A tradição nos ensina que se pode ler o texto bíblico para além do seu sentido imediato. Além do sentido literal (sensus litteralis), há o sentido espiritual (sensus spiritualis). O sentido espiritual desdobra-se, por sua vez, em sentido alegórico, moral e anagógico. O sentido literal não deve ser confundido com o sentido literalista, próprio das leituras fundamentalistas. O fundamentalismo bíblico não lê o texto no seu contexto, não se vale de boa exegese nem de mediação hermenêutica. Desconhece os gêneros literários e confunde muitas coisas, assumindo, às vezes, como histórico o que de fato não o é.
Os 11 primeiros capítulos da Bíblia, por exemplo, não tratam de historiografia. Na Bíblia há, sem dúvida, relatos de alcance verdadeiramente histórico, mas é preciso distinguir uma elaboração teológica (que é verdadeira no seu nível próprio) de um relato propriamente histórico. Muitas vezes também o texto bíblico traz um fundo histórico com elaboração teológica por cima. O sentido literal autêntico é o sentido que o autor humano quis dar ao texto ou que lhe foi possível dar. Como a Bíblia tem autoria divina e humana, a mensagem divina passa pelo sentido visualizado pelo autor humano.
Assim, é imprescindível buscar o sentido intencionado pelo autor humano no seu contexto histórico-cultural e circunstâncias próprias. No entanto, nem sempre é fácil atingir esse sentido. Por isso, a exegese bíblica é uma ciência muitas vezes árdua. Como quer que seja, a Igreja tem a sua palavra de autoridade sobre passagens bíblicas fundamentais. Como pessoas de fé, lemos a Bíblia com a Igreja.
O sentido espiritual da Escritura justifica-se pelo plano global de salvação revelado por Deus e proposto pela Igreja, cujo sentido é fundamentalmente espiritual e transcendente. Santo Tomás de Aquino insistiu em que o sentido espiritual deve, de alguma maneira, derivar do sentido literal e ser regulado por ele, para que se evitem imaginações descabidas em torno do texto.
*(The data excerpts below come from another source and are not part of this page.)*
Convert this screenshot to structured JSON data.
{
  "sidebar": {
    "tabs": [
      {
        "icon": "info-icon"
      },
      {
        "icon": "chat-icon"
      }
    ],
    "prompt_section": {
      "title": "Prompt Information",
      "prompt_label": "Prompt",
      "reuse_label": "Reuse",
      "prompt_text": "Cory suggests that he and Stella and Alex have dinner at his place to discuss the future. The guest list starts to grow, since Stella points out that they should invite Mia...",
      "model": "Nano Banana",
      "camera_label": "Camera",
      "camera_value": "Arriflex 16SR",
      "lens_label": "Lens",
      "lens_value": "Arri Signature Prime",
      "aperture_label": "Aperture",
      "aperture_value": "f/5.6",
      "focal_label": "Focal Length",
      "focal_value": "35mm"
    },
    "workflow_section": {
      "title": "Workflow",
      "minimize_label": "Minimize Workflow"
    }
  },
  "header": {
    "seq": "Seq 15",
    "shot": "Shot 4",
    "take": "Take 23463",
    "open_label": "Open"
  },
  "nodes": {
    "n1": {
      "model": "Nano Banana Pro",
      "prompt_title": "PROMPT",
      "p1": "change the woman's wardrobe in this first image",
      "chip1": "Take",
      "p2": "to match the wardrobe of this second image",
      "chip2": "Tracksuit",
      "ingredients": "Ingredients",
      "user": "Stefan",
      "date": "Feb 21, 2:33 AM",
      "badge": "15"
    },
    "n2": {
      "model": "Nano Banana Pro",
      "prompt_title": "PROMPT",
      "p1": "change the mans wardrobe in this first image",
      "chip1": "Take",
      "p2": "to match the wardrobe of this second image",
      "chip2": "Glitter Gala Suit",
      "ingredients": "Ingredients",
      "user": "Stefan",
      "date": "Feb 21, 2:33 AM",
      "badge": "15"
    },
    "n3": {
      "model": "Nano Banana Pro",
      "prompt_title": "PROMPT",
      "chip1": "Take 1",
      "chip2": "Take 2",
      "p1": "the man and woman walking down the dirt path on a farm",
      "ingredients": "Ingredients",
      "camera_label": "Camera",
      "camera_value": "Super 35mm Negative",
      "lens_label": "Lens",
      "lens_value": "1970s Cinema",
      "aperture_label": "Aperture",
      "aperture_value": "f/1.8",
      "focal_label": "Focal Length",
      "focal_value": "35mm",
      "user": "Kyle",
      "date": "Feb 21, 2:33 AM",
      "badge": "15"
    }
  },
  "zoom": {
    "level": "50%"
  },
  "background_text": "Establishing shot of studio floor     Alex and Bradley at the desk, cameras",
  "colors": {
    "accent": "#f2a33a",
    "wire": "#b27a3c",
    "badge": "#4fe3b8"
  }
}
Desdobrando o sentido espiritual, o sentido alegórico procura a verdade mais ampla para a qual o texto pode apontar, relacionada à economia da salvação definitiva em Cristo. Personagens e acontecimentos são tomados como figuras de realidades superiores. É assim que a passagem do Mar Vermelho pode ser lida como figura da nossa passagem pelas águas do batismo. Adão é visto como figura de Cristo, novo Adão.
Do mesmo modo, o relato da Arca de Noé pode ser lido como uma figura dos tempos da Igreja, que é como uma arca de salvação. Ainda: os relatos das multiplicações de pães e peixes por Jesus, além do seu sentido literal, apontam também para um sentido espiritual. A tradição da Igreja viu no milagre do pão multiplicado a figura do sacramento da Eucaristia, que é o Pão de Deus para a vida do mundo. Participando do mesmo pão no sacramento, tornamo-nos um mesmo um mesmo corpo – o Corpo sacramental de Cristo faz o seu Corpo eclesial.
Com o sentido moral procura-se identificar como o cristão deve agir. Um exemplo pode ser o relato da mulher de Ló, que, instada a não olhar para trás, desobedeceu e transformou-se numa estátua de sal. Isso sugere que se deve olhar para frente, para o futuro de Deus que nos liberta, já que olhar para trás ou ficar preso no passado pode paralisar a vida.
O sentido anagógico é aquele que diz respeito à grande meta para a qual nos dirigimos, a ascensão do nosso espírito para Deus e a nossa eternidade em Deus. Assim, a Igreja ou a comunidade cristã pode ser vista como imagem da Jerusalém celeste.
Um dístico medieval procura sintetizar os sentidos da Escritura: “Littera gesta docet, quid credas allegoria. Moralis quid agas, quo tendas anagogia.”, que significa “A letra ensina-te os fatos (passados); a alegoria, o que deves crer; a moral, o que deves fazer; a anagogia, para onde deves tender.”